On the other hand, some believe arranged marriages look out for the best interests of females because parents are much more experienced and are able to eliminate potential men who are bad for them. In an article by the Daily Life, the author states “they will do a much better job of finding the right person for you because their judgment won’t be clouded like yours would almost certainly be if you were swooning over a new lover.” This clearly indicates that those who are in favor for arranged marriages would prefer an older relative find a good match because they will base this decision off of long term traits rather than the short lived feelings one gets when they meet someone. These qualities are often linked to economic stability, and both families having an interest in one another and belonging to the same caste rank. Although the bride and groom haven’t been able to emotionally connect, once the knot is tied they will be able to get to know one another better and connect as time passes.

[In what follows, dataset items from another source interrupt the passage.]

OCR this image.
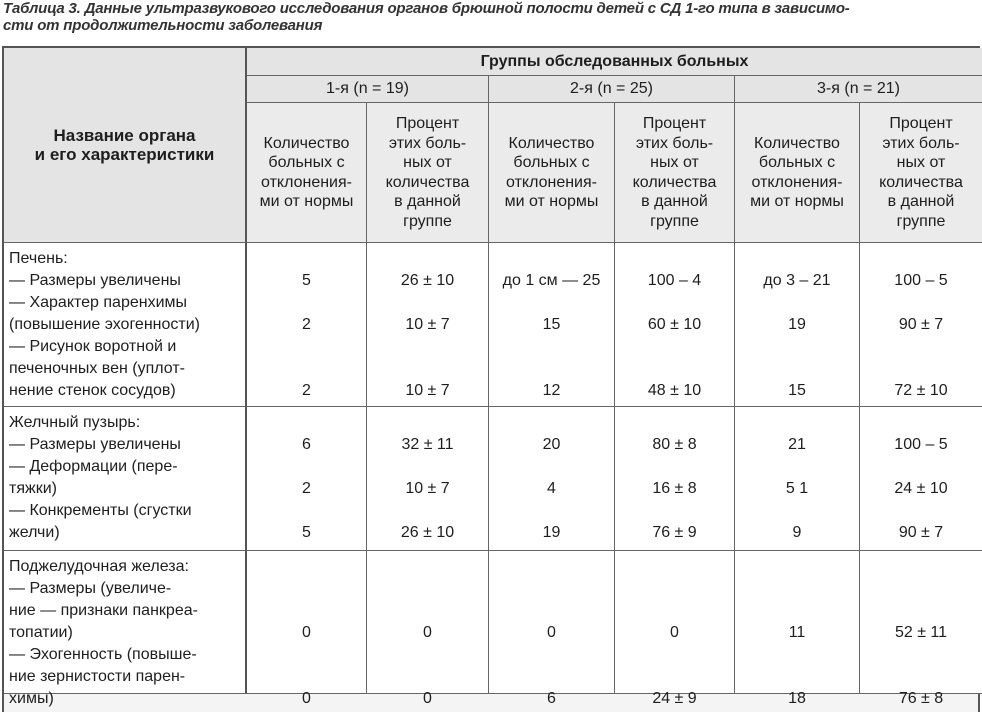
Таблица 3. Данные ультразвукового исследования органов брюшной полости детей с СД 1-го типа в зависимо-
сти от продолжительности заболевания
Название органа
и его характеристики
Группы обследованных больных
1-я (n = 19)	2-я (n = 25)	3-я (n = 21)
Количество
больных с
отклонения-
ми от нормы
Процент
этих боль-
ных от
количества
в данной
группе
Количество
больных с
отклонения-
ми от нормы
Процент
этих боль-
ных от
количества
в данной
группе
Количество
больных с
отклонения-
ми от нормы
Процент
этих боль-
ных от
количества
в данной
группе
Печень:
— Размеры увеличены
— Характер паренхимы
(повышение эхогенности)
— Рисунок воротной и
печеночных вен (уплот-
нение стенок сосудов)
5
2
2
26 ± 10
10 ± 7
10 ± 7
до 1 см — 25
15
12
100 – 4
60 ± 10
48 ± 10
до 3 – 21
19
15
100 – 5
90 ± 7
72 ± 10
Желчный пузырь:
— Размеры увеличены
— Деформации (пере-
тяжки)
— Конкременты (сгустки
желчи)
6
2
5
32 ± 11
10 ± 7
26 ± 10
20
4
19
80 ± 8
16 ± 8
76 ± 9
21
5 1
9
100 – 5
24 ± 10
90 ± 7
Поджелудочная железа:
— Размеры (увеличе-
ние — признаки панкреа-
топатии)
— Эхогенность (повыше-
ние зернистости парен-
химы)
0
0
0
0
0
6
0
24 ± 9
11
18
52 ± 11
76 ± 8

All in all, in many countries such as India, the long rooted tradition of arranged marriage is still in full effect today. According to Indian traditions, arranged marriages are the best form of marital union because it binds two people based on the interests and caste ranking of the family, and it looks out for the females’ protection. Some believe arranged marriages are better than love marriages because the couple are more understanding towards each other while others believe just the opposite because women have to mold themselves into someone they’re not to please the husband and family. After hearing both sides, as a female I am strongly against arranged marriages because it deprives women of their sense of freedom and independence. Instead, I believe a love marriage should take place because the idea of marriage is not just for two people to get together and marry but instead it is to emotionally connect with someone whom you wish to spend the rest of your life with. One cannot assume the two will connect after arranged marriage because in some marriages this will not be the case.
Works Cited
- Das, Sushi. “Are Arranged Marriages More Successful than ‘Love’ Marriages?”Daily Life, The Sydney Morning Herald, 23 Oct. 2012, www.dailylife.com.au/life-and- love/real-life/are-arranged-marriages-more-successful-than-love-marriages- 20121022-280kd.html.
- Deveney, Catherine. “Without Consent: the Truth about Forced Marriage.”The Guardian, Guardian News and Media, 11 Mar. 2012, www.theguardian.com/world/2012/mar/11/forced-marriage-pakistan-matrimony- laws.